At a hearing Monday in U.S. Bankruptcy Court in Sacramento, Judge Christopher Klein designated March 5 as the starting date for a trial that will allow the city’s bondholders and other creditors to protest its bankruptcy-exit plan. Federal bankruptcy rules state that the city’s plan must be “fair and equitable.”

The city’s bondholders and others haven’t raised specific concerns yet over the 199-page bankruptcy-exit summary, which Judge Klein said on Monday can be sent to those creditors for a vote. The city’s confirmation hearing could take a little as a few hours if no objections are raised, but a lawyer for the city said at Monday’s hearing that they’re bracing for challenges that will require a courtroom battle.

“We’re anticipating that there would be a trial,” said Stockton bankruptcy attorney Marc Levinson during the hearing, joking that he hoped that the trial would finish up before Easter.

Earlier this year, bondholder groups criticized Stockton leaders for not trying to lower payments to California Public Employees’ Retirement System, which collects millions of dollars’ worth of retirement money each year for city workers. The fund was expected to collect about $245 million from the city over the next decade—a large burden that bondholders have argued shouldn’t be shielded as city officials press others for cuts.

Bondholders who are being repaid different amounts might also protest the deal. One pair of municipal-bond investors—Franklin High Yield Tax-Free Income Fund and Franklin California High Yield Municipal Fund, which are owed about $35 million—complained in court papers that many of the city’s bondholder groups are expected to recover more than half of their debt, while the pair’s debt—which is backed by two public golf courses and a park—might only get repaid a fraction of what they are owed.

Stockton’s bankruptcy-exit plan calls for both cost cutting and revenue increases.

The city’s largest debt, about $125 million in pension bonds, would be repaid over a longer period. The city also said that its roughly 1,300 workers and retirees who had $538 million in claims against the city agreed to accept a $5.1 million payment.

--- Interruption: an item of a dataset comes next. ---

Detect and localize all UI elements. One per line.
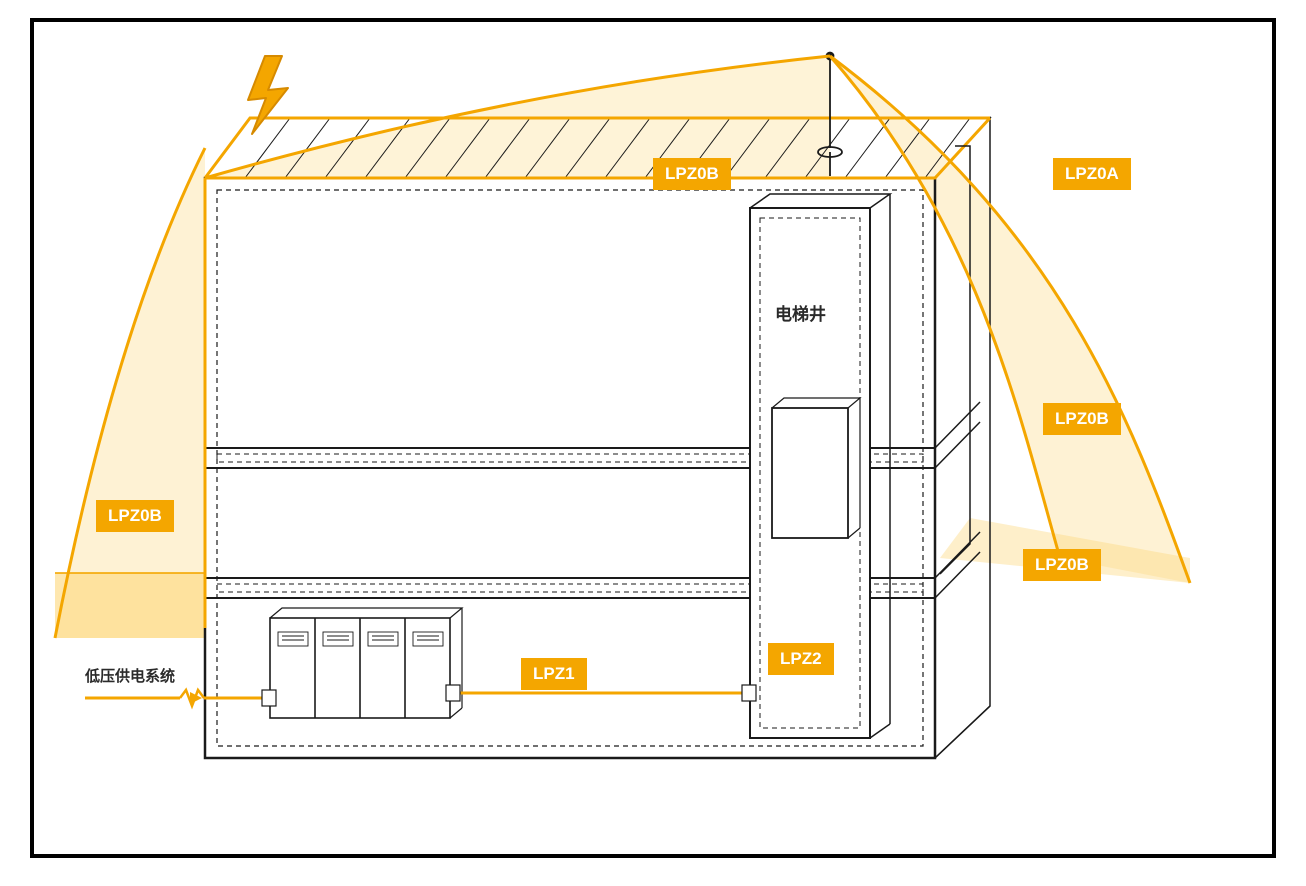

Stockton is also counting on more tax money to help repair its finances. Earlier this month, voters approved a 3/4-cent sales-tax to pay for more police officers in a city that is often criticized for being unsafe. The tax is also meant to cover legal fees and other bankruptcy-related costs that have topped $10 million since the case was filed last year.

Stockton’s leaders put the city into bankruptcy on June 28, 2012, blaming the real estate crash that crippled its tax revenue.

The city, located about 80 miles inland from San Francisco, was declared “ground zero” for the subprime-mortgage crisis by Judge Klein. He has also blamed the city’s financial woes on former leaders who offered overly generous pay to city workers and took on debt for new projects that the city couldn’t afford.